# 9/26/2022

## Chapter 7 - Iteration - see Iteration.R

• Our goal is to automate iterative operations
• For example, which player had the most hits for each team in MLB?
• Which pitcher had the most strike outs for each team in MLB?
• Which student has the highest GPA for each team/club at Kenyon?
• Vectorized operations
• Many people use for () loops to iterate calculations.
• However, R is highly optimized for vector operations, and loops do not take advantage of this optimization.
• Try to avoid writing for() loops whenever possible with R.
• Many functions, e.g., exp(), will be applied to every element of a vector by default.
• Note that summary functions, like mean(), return only a single value.

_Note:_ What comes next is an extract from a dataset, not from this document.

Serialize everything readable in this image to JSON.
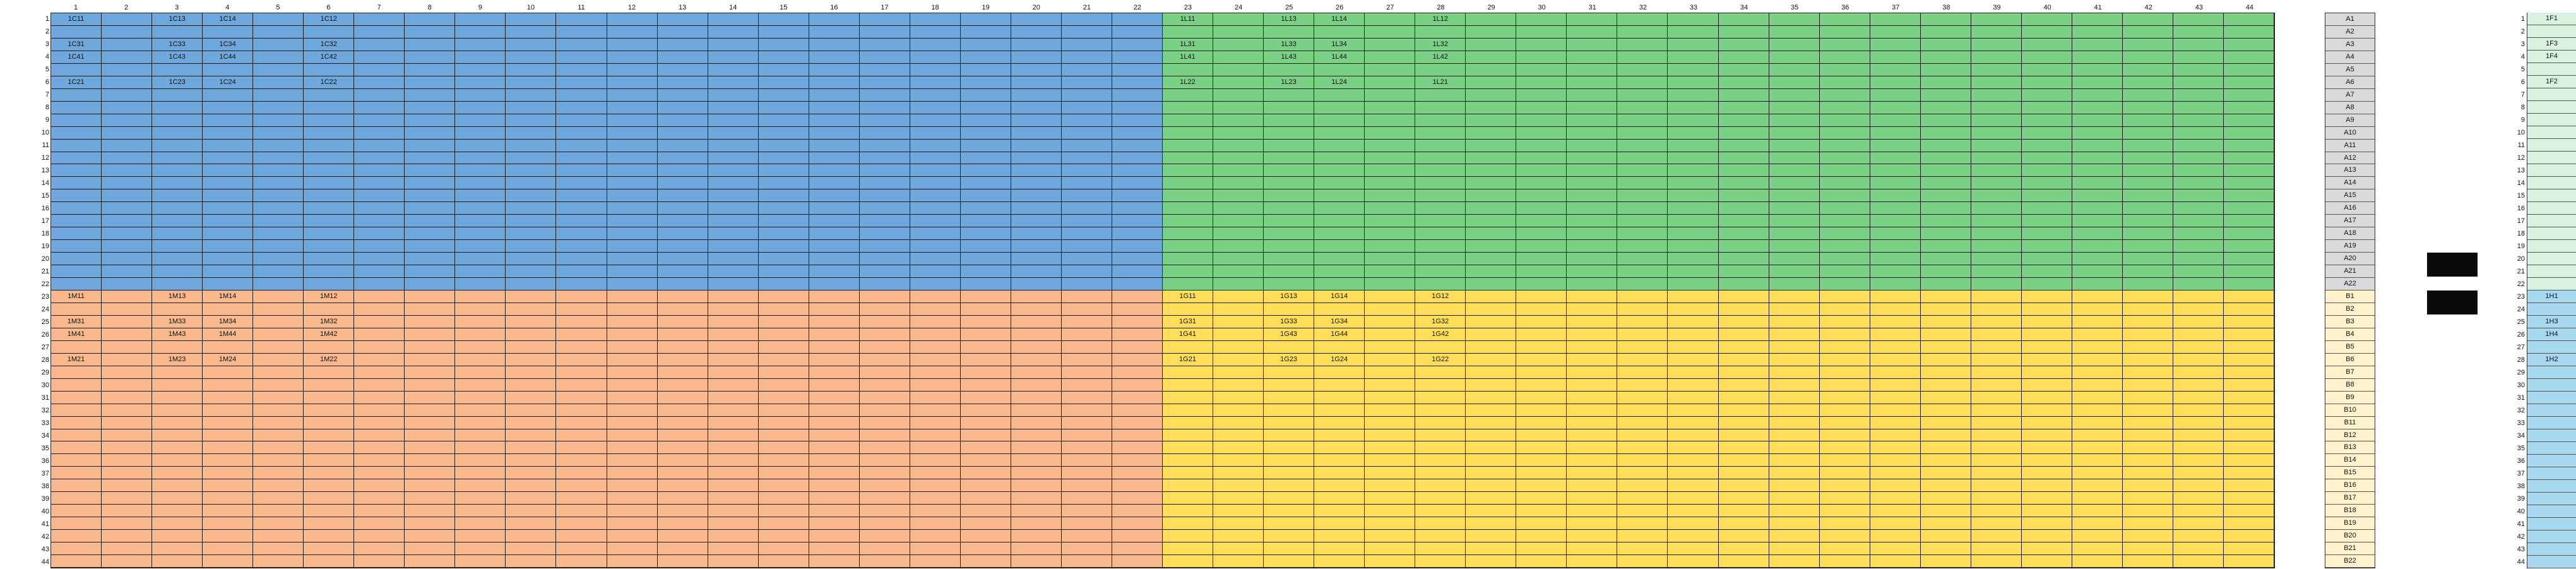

• Different functions behave differently so take advantage of the function when it is vectorized!
• Using across() with dplyr functions can be extremely helpful
• The function across() applies operations programmatically.
• Using across() helps us avoid "magic numbers"/references that are often used in loops.
• The across() function provides an easy way to perform an operation on a set of variables without having to type or copy-and-paste the name of each variable.
• The map() family of functions
• Use map() to apply a function to each item in a list or vector or the columns of a data frame.
• map() is the main function from the purrr package.
• The map() function will always return a list.
• The map_dbl() function forces the output to be a vector of type double.
• The map_int() funtion forces the output to be a vector of integers.
• Iteration over a one dimensional vector
• Iterating a known function
• Example - the map_int() function can be used with nchar() to find the length of all names for the Angels in MLB - see Iterate.R
• The nchar() function can also be used directly because it is vectorized
• Iterating an arbitrary function
• You can apply any function, including user defined functions that you create yourself.
• Example - Top-5 seasons for MLB teams - see Iterate.R
• map_dfr() provides another way to collect the results into a data frame.
• Iteration over subgroups
• The group_modify() function in purrr allows you to apply an arbitrary function that returns a data frame to the groups of a data frame.
• You can use the group_by() function to define a grouping.
• Simulation
• Using distributions to understand randomness